Nel caso di specie, la Corte d’Appello adita, riformando parzialmente la sentenza emessa dal giudice di prime cure, rideterminava la quota della pensione di reversibilità spettante all’ex moglie divorziata, riducendola al 35%, e attribuendo, dunque, il restante 65% alla moglie superstite.
L’ex moglie, tuttavia, ricorreva dinanzi alla Corte di Cassazione, eccependo come la sentenza impugnata avesse errato nell’attribuire rilevanza ad un’asserita convivenza prematrimoniale tra il defunto e la seconda moglie, senza che tale circostanza, a parere della ricorrente, fosse stata dimostrata per mezzo di prove documentali.
La Suprema Corte, tuttavia, ha rigettato il ricorso giudicandolo inammissibile.
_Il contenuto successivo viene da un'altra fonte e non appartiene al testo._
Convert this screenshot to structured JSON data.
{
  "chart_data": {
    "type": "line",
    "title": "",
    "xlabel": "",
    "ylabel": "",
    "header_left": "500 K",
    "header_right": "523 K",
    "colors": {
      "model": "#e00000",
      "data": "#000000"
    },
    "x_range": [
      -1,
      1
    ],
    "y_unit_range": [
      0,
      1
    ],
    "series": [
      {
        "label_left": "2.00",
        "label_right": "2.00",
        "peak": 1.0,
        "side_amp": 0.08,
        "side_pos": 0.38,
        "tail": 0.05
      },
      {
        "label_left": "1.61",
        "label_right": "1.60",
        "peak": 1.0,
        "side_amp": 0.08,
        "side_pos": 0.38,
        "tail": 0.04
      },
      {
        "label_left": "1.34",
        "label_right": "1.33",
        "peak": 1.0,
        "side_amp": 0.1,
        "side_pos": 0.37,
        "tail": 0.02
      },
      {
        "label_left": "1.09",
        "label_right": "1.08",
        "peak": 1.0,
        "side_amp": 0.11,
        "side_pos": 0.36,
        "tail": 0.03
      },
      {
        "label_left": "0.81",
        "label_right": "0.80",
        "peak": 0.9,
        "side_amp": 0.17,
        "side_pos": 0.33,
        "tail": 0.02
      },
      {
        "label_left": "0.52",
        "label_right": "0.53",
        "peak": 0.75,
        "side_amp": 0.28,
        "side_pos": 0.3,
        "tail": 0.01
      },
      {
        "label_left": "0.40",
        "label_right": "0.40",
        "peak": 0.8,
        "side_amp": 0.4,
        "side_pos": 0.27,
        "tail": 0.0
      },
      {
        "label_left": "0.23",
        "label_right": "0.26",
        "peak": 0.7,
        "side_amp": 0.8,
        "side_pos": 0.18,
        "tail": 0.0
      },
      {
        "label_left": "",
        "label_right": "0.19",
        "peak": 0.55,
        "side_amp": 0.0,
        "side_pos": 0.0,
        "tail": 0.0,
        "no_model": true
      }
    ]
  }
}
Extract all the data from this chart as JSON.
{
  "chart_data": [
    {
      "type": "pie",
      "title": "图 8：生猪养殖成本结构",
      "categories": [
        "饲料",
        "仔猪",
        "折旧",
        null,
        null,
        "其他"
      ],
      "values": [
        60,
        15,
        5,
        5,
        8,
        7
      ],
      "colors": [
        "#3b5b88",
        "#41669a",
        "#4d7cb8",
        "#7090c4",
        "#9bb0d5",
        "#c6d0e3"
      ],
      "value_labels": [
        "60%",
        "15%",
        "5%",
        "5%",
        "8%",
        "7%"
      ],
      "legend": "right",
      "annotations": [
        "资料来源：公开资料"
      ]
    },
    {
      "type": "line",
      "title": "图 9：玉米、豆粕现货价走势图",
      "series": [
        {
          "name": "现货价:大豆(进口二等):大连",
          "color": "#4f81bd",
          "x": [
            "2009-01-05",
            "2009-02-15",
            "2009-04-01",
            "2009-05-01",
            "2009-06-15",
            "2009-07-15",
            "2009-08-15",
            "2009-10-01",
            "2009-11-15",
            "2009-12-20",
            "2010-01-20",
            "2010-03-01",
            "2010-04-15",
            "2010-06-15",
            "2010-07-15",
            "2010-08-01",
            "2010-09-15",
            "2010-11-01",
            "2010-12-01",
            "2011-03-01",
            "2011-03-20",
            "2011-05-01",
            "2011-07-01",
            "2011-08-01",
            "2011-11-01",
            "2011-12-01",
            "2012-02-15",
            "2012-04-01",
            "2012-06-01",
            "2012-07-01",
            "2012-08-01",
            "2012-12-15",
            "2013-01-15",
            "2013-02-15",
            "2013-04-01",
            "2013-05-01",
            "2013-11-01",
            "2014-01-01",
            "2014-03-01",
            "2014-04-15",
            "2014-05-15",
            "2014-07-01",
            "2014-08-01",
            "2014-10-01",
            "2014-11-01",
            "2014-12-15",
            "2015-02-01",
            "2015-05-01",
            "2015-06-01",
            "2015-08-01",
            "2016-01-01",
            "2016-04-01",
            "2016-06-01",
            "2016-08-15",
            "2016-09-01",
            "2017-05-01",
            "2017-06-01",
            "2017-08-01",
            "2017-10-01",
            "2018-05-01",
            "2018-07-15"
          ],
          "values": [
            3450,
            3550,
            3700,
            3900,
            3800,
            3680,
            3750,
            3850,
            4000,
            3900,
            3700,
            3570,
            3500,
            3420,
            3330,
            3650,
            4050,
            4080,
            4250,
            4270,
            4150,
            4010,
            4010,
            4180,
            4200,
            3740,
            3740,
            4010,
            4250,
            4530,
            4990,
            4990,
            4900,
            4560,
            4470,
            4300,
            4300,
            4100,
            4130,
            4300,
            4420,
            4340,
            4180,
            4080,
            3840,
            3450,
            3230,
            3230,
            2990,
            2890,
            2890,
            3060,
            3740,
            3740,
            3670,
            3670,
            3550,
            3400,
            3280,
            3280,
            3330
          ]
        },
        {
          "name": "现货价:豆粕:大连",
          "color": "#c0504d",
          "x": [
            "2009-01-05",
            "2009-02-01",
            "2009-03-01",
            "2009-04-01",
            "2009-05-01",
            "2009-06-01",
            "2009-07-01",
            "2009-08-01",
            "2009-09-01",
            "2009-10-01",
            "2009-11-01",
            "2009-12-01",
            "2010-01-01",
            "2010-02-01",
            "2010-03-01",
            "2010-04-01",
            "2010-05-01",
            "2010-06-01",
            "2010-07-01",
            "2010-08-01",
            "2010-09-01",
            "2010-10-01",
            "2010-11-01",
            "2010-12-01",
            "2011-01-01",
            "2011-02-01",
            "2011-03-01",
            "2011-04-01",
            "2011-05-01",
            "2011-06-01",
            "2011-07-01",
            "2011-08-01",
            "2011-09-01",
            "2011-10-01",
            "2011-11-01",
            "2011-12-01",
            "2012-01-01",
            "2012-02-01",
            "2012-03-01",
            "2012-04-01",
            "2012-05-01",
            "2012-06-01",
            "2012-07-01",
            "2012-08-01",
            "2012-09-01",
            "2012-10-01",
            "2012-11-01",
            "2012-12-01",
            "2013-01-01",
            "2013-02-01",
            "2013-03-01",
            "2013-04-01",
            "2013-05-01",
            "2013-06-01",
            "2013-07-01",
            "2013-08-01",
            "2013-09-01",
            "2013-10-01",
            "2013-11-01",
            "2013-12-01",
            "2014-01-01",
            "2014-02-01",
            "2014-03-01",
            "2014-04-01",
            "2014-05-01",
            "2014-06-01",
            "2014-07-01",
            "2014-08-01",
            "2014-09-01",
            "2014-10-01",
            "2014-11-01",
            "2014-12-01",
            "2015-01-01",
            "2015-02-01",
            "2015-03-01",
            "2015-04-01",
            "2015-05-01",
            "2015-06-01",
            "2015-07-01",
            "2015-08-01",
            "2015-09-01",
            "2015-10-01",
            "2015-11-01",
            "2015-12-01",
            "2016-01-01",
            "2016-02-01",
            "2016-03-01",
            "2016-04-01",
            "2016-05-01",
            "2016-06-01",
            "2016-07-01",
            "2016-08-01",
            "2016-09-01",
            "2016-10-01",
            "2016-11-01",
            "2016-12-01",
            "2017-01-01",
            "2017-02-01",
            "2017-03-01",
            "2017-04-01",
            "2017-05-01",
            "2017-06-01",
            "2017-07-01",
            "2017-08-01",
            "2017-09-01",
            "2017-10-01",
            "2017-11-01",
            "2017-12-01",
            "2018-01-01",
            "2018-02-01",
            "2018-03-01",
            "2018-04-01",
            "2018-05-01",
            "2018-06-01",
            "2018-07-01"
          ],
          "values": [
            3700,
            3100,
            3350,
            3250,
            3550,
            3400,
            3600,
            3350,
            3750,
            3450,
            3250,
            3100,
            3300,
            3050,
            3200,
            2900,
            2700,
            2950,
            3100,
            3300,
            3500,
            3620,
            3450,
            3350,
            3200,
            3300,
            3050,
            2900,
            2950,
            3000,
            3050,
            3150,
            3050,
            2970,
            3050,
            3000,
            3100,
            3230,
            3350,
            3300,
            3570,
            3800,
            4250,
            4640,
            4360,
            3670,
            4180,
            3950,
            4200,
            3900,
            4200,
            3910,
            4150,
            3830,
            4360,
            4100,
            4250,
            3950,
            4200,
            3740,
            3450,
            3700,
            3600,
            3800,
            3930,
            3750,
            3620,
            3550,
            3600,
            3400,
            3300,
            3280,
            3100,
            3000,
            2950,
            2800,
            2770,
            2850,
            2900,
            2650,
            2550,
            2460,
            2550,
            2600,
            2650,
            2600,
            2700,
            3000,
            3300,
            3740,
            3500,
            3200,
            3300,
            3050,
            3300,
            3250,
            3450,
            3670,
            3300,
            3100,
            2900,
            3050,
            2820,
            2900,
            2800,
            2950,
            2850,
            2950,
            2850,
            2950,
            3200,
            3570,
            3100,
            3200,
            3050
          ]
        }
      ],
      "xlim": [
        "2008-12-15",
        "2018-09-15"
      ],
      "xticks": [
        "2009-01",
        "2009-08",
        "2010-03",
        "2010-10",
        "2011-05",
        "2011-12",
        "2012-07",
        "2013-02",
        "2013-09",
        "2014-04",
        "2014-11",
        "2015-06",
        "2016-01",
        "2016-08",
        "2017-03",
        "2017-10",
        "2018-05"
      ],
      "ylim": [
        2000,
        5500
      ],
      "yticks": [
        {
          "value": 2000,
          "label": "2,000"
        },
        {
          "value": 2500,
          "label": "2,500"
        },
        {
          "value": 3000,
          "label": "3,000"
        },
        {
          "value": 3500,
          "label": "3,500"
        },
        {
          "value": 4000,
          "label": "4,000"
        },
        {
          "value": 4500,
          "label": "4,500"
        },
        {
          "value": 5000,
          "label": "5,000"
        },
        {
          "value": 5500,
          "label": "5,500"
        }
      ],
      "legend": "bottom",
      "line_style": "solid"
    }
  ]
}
Secondo gli Ermellini, la Corte d’Appello si è semplicemente attenuta ai principi elaborati in materia dalla giurisprudenza di legittimità, i quali riconoscono alla convivenza prematrimoniale una rilevanza autonoma in sede di determinazione delle quote di pensione di reversibilità spettanti ai singoli aventi diritto. Secondo un consolidato principio di diritto, infatti, “la ripartizione del trattamento di reversibilità tra coniuge divorziato e coniuge superstite, entrambi aventi i requisiti per la relativa pensione, va effettuata, oltre che sulla base del criterio della durata dei matrimoni, ponderando ulteriori elementi correlati alla finalità solidaristica dell'istituto, tra i quali la durata delle convivenze prematrimoniali, dovendosi riconoscere alla convivenza “more uxorio” non una semplice valenza correttiva dei risultati derivanti dall'applicazione del criterio della durata del rapporto matrimoniale, bensì in distinto ed autonomo rilievo giuridico, ove il coniuge interessato provi stabilità ed effettività della comunione di vita prematrimoniale” (Cass. Civ., n. 26358/2011).
Oltre a ciò, la Suprema Corte ha, altresì, evidenziato come si debba, in ogni caso, dare rilievo anche ad altri elementi di fatto, quali, in particolare, l’entità dell’assegno di mantenimento riconosciuto all’ex coniuge, le rispettive condizioni economiche dei due aventi diritto, nonché la durata delle rispettive vite prematrimoniali, senza però mai confondere la durata della convivenza con quella del matrimonio che ne è seguito.